Elderly

In Focus: Aging and Housing Instability (2013)

This issue of In Focus provides a synthesis of recent literature on homelessness among older (age 50-64) and elderly (age 65 and older) adults in the United States. Much of the recent literature and policy focus has been placed on the plight of unstably housed youth and families. However, strong demographic trends, economic insecurity, and lack of affordable senior living have contributed to increased housing instability among those over age 50. Differences in pathways into homelessness, health care utilization, and age-specific clinical issues necessitate further consideration of the graying homeless population and will be discussed in this publication.

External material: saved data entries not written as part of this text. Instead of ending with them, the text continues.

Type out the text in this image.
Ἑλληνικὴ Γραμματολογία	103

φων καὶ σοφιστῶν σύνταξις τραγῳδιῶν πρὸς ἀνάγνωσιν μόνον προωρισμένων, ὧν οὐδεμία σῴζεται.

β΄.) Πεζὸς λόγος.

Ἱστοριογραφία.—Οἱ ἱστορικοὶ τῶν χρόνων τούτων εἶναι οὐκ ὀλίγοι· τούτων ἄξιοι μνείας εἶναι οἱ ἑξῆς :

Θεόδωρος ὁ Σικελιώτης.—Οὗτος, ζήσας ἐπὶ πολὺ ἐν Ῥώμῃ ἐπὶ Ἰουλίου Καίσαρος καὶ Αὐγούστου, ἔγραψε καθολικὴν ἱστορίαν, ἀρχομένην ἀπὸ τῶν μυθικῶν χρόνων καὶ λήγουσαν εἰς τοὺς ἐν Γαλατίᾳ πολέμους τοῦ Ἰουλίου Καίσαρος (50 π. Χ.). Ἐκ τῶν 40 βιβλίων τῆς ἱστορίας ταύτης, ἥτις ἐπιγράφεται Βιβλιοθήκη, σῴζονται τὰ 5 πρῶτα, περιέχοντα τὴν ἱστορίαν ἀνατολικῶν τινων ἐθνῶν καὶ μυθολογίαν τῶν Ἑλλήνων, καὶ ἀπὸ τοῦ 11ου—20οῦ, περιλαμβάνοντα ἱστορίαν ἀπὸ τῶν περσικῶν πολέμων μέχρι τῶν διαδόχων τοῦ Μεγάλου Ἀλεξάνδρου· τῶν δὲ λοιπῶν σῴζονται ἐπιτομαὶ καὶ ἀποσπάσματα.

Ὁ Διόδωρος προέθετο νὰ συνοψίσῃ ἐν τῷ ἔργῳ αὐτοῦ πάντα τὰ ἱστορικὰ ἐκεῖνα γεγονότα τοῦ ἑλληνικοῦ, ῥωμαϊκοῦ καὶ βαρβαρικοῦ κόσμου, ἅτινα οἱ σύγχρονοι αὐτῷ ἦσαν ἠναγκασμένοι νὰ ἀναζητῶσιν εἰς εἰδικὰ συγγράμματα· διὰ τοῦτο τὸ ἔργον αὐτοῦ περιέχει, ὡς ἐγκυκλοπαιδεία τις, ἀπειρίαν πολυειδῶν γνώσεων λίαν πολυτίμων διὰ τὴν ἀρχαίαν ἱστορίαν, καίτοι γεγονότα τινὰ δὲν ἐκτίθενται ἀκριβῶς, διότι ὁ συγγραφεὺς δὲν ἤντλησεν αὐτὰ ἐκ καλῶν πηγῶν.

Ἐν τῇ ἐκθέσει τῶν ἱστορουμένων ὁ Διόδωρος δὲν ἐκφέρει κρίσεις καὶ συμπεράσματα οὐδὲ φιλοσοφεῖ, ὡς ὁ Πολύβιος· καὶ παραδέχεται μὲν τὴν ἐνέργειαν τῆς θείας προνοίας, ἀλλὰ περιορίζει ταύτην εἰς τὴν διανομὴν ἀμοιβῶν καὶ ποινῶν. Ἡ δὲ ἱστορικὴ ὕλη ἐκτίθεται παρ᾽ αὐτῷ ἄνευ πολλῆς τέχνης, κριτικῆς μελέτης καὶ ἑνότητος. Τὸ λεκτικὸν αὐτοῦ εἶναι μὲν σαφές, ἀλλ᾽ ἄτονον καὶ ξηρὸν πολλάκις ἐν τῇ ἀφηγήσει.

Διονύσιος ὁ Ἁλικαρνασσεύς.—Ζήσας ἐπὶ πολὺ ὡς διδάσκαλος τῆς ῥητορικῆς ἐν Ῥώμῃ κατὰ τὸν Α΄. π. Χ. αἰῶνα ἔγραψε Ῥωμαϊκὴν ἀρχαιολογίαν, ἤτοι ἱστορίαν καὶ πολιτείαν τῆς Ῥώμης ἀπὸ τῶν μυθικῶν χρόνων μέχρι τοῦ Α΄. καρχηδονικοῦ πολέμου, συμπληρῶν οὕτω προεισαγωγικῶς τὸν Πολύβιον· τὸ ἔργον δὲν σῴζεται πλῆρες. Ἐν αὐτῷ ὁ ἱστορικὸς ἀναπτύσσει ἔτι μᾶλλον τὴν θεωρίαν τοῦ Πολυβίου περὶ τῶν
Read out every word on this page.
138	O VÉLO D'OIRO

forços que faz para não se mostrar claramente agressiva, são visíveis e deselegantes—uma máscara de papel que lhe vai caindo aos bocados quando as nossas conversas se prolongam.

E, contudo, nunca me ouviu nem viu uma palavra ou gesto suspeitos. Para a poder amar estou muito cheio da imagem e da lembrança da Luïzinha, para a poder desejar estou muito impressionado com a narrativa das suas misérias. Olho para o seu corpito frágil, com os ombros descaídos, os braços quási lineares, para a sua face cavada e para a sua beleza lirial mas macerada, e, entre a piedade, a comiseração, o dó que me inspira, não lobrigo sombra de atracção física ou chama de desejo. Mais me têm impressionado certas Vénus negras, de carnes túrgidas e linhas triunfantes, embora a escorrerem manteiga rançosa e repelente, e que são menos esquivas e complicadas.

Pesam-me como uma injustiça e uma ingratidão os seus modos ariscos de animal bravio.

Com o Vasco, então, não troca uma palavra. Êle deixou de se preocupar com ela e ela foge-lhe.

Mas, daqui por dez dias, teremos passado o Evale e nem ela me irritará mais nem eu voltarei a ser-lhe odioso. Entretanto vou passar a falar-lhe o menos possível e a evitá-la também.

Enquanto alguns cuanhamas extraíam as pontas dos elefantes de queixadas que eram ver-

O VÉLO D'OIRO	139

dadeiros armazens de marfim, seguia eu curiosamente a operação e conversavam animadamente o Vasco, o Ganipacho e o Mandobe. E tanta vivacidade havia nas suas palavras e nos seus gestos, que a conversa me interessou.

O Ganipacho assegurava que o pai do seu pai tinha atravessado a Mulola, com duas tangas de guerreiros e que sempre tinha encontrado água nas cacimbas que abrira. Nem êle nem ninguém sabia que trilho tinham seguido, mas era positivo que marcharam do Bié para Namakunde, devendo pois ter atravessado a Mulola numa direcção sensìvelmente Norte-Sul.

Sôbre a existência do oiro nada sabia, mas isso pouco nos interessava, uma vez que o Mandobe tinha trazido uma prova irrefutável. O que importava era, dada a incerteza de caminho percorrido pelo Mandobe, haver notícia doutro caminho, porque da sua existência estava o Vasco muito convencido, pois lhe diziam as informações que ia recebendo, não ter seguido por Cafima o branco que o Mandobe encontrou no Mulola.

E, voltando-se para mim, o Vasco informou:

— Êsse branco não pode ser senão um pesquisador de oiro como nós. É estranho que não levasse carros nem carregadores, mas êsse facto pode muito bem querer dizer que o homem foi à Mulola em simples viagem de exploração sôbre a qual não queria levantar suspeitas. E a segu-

Homeless Over 50: The Graying of Chicago’s Homeless Population (2008)

In 2006,the Chicago Alliance to End Homelessness teamed with Loyola University’s Center for Urban Research and Learning to undertake a nine-month study of people in Chicago who were homeless and aged 50 to 64. Funded by the Retirement Research Foundation, the study was undertaken in response to reports from homeless service agencies that this cohort of people was growing. Agencies had reported a fast-growing number of people aged 50 – 64 using homeless services, and that they seemed to both share issues with the rest of the homeless population and face circumstances unique to their age and stage of life. The study’s objectives were to:

  • obtain a demographic profile of people who are homeless in Chicago and are between the ages of 50 and 64;
  • understand how the various systems designed to serve this population do and do not meet their needs; and
  • begin to suggest a range of policy and programmatic responses to the needs of this population.

Homeless & Elderly: Understanding the Special Health Care Needs of Elderly Persons Who Are Homeless (2003)

This paper was developed by the Office of Minority & Special Populations in the Bureau of Primary Health Care in an effort to describe the unique challenges that homeless elderly people face in accessing primary health care. Program Assistance Letter 2003-03.